Well, that went horribly…
Baby DM with two campaigns. All the players are good friends of mine. Sometimes they can’t make it to game, so instead of cancelling when one person can’t show up, I decided to merge the tables on weekends when a player is missing and running a flash-back sort of one-shot series that tells a the tale of a critical war that shaped the world in which the two campaigns take place. We play over zoom.
Tonight’s session, our first, had 7 players. I never ran a game for more than 4 ppl and I immediately got overwhelmed with the prospect of keeping everyone engaged and entertained.
Social interactions went well enough, but the main event was a looming battle. This is where my mistakes were most exposed.

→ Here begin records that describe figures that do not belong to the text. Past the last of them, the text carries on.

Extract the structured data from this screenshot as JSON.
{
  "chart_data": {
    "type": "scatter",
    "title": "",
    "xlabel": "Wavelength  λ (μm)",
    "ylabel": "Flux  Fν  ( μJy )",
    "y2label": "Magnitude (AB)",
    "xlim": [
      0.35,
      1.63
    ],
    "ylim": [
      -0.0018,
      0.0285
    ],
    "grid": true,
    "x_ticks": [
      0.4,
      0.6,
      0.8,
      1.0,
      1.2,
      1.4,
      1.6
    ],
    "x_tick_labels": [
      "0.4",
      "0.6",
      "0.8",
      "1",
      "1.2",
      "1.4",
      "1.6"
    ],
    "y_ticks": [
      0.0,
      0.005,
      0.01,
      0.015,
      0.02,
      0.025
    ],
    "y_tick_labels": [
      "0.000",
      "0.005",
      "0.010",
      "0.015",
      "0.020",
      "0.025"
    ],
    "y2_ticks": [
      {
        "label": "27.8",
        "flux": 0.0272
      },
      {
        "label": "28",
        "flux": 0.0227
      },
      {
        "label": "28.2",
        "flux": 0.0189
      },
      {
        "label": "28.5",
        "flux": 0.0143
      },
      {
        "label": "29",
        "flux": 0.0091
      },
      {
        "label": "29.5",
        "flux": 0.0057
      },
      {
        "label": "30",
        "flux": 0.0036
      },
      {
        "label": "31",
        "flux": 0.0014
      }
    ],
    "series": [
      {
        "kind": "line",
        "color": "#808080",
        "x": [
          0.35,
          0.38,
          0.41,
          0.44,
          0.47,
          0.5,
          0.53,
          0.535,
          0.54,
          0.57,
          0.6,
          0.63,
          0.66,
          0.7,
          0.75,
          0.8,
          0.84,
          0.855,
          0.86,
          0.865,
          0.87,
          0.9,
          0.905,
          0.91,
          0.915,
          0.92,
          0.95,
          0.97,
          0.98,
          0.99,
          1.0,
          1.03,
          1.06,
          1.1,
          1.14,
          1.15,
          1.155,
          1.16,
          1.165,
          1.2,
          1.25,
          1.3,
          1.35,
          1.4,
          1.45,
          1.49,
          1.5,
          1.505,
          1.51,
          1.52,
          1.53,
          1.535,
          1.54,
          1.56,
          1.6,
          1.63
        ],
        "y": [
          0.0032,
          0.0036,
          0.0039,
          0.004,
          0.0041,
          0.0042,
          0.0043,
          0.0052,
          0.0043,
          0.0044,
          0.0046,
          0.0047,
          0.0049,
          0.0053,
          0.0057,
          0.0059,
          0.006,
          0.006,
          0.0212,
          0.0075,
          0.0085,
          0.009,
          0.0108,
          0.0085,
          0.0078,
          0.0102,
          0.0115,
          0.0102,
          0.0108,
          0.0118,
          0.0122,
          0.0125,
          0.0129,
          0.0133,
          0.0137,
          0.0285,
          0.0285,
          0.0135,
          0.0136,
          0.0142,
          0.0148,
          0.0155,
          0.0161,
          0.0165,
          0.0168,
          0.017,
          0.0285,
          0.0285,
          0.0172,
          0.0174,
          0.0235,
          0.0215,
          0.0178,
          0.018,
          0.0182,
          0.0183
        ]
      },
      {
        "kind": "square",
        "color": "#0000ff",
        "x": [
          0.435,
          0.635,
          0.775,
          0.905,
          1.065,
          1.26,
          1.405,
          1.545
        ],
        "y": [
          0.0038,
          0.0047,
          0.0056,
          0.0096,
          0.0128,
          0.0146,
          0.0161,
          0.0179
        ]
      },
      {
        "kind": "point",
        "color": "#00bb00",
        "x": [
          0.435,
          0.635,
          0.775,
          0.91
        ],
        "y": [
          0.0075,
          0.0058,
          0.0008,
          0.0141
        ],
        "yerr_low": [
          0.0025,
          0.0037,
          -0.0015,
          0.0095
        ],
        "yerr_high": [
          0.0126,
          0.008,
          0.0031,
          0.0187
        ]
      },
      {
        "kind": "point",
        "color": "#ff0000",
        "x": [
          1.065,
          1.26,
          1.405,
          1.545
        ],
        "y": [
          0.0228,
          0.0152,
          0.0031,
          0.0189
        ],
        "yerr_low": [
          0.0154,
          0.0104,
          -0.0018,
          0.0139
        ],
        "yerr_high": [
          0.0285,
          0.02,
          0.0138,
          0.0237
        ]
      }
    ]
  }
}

They are in a square fort with 4 main gates. Ballistas mounted at the towers of each gate. Different enemies gradually came knocking at each side, but the gate remained closed and the players mainly just shot them with ballistas. We played for 4 hours and no one lost any HP. For context, I had 11 zombies, a ghoul and a ghast coming at them at one point.
With the advantage of the fort and ballistas, the combat stagnated. The enemies couldn’t break in and the fort was too big for any of the players to feel like they could meaningfully engage with each part of the battle (south, north, west, east). It would take at least two dashes to get from one end of the fort to another…
4 hours in, they killed 3 bosses (one being a green wyrmling) with the ballistas, took no damage, and didn’t feel any true threat. Worse, they felt like the battle was unrealistic because no one else in the fort seemed to be doing as much as they were to fend off the attackers.
I know I bite off more than I can chew or digest, but help me out—is there any way of running large scale combat, like I intended, without ending up with a boring, lackluster, drama-less battle?